Orchha is still not a major tourist destination and it should be. This is our fourth visit and we’re still fascinated by its antiquity. It’ s development began in the mid-1500s but was soon conquered by the Mogul Emperor Akbar. A Rajput ruler who was aligned with the Moguls was installed and further development continued. In the early1800s the city reached its peak and then fell into decline after Indian Independence, losing its city-state status.


What is equally interesting is why relatively few tourists come here. Tour groups arrive here not even for the day and are hustled through the palace, shunted back on the bus, gone before the dust settles. A handful of travelers, like ourselves, come for an extended stay, savoring this unique environment.



The fort/palace is in amazingly good condition, despite the Mogul conquest. The Laxmi Temple, which dates from 1650,


has remarkable murals that have been tastefully restored.
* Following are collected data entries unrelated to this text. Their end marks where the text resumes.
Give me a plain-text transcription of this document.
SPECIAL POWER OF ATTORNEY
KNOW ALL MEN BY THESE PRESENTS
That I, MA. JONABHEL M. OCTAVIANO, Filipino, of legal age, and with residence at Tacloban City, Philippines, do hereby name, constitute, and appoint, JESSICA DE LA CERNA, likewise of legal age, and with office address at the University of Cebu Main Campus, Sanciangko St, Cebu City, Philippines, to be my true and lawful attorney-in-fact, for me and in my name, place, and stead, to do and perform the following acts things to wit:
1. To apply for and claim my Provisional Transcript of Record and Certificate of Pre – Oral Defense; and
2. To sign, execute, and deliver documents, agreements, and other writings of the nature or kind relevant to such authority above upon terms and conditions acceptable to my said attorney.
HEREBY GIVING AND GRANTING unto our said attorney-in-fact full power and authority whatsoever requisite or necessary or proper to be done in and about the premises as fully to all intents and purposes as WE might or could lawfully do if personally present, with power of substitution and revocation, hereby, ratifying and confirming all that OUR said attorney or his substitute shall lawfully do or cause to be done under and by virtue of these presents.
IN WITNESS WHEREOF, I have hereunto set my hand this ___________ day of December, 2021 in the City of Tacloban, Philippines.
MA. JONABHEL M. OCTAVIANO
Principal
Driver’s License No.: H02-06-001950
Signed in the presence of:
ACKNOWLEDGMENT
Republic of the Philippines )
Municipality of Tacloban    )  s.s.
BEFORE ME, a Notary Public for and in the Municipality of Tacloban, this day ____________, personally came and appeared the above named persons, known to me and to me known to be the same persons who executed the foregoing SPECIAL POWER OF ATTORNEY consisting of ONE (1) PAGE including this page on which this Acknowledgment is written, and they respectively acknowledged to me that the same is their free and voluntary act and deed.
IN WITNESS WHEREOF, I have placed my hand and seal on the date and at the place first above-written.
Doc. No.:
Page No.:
In the past we’ve seen such heavy-handed restoration; not the case here.


Another reason we enjoy stopping here is that after three weeks in Varanasi, Orchha is such a change of pace. Even though the temperature hits 95F/36C the air is clean and the humidity low. After early breakfast, we go for a walk to one of the many sights and try to get back to the hotel before the heat of the day. Hiding out in our room underneath the ceiling fan, until late afternoon when we reemerge.


In the past four years, the most noticeable change is the increase in traffic, buses, motorbikes, tractors, water buffalo, Brahma bulls – not to mention wedding processions – all vying for space. We’ve yet to figure out where they’re all going!


The town sits on the River Betwa, a surprisingly fast moving river for this time of year.


From the hillside, the river creates a green ribbon through the countryside that is otherwise burnt to a crisp, patiently waiting for the monsoon. But there are many flowering gardens dotted throughout the town.


Still not feeling well, the combination of slow space and compromised health has made it easier for me to just be in the present and enjoy this unusual place. Gerard doesn’t need illness to ‘just be’!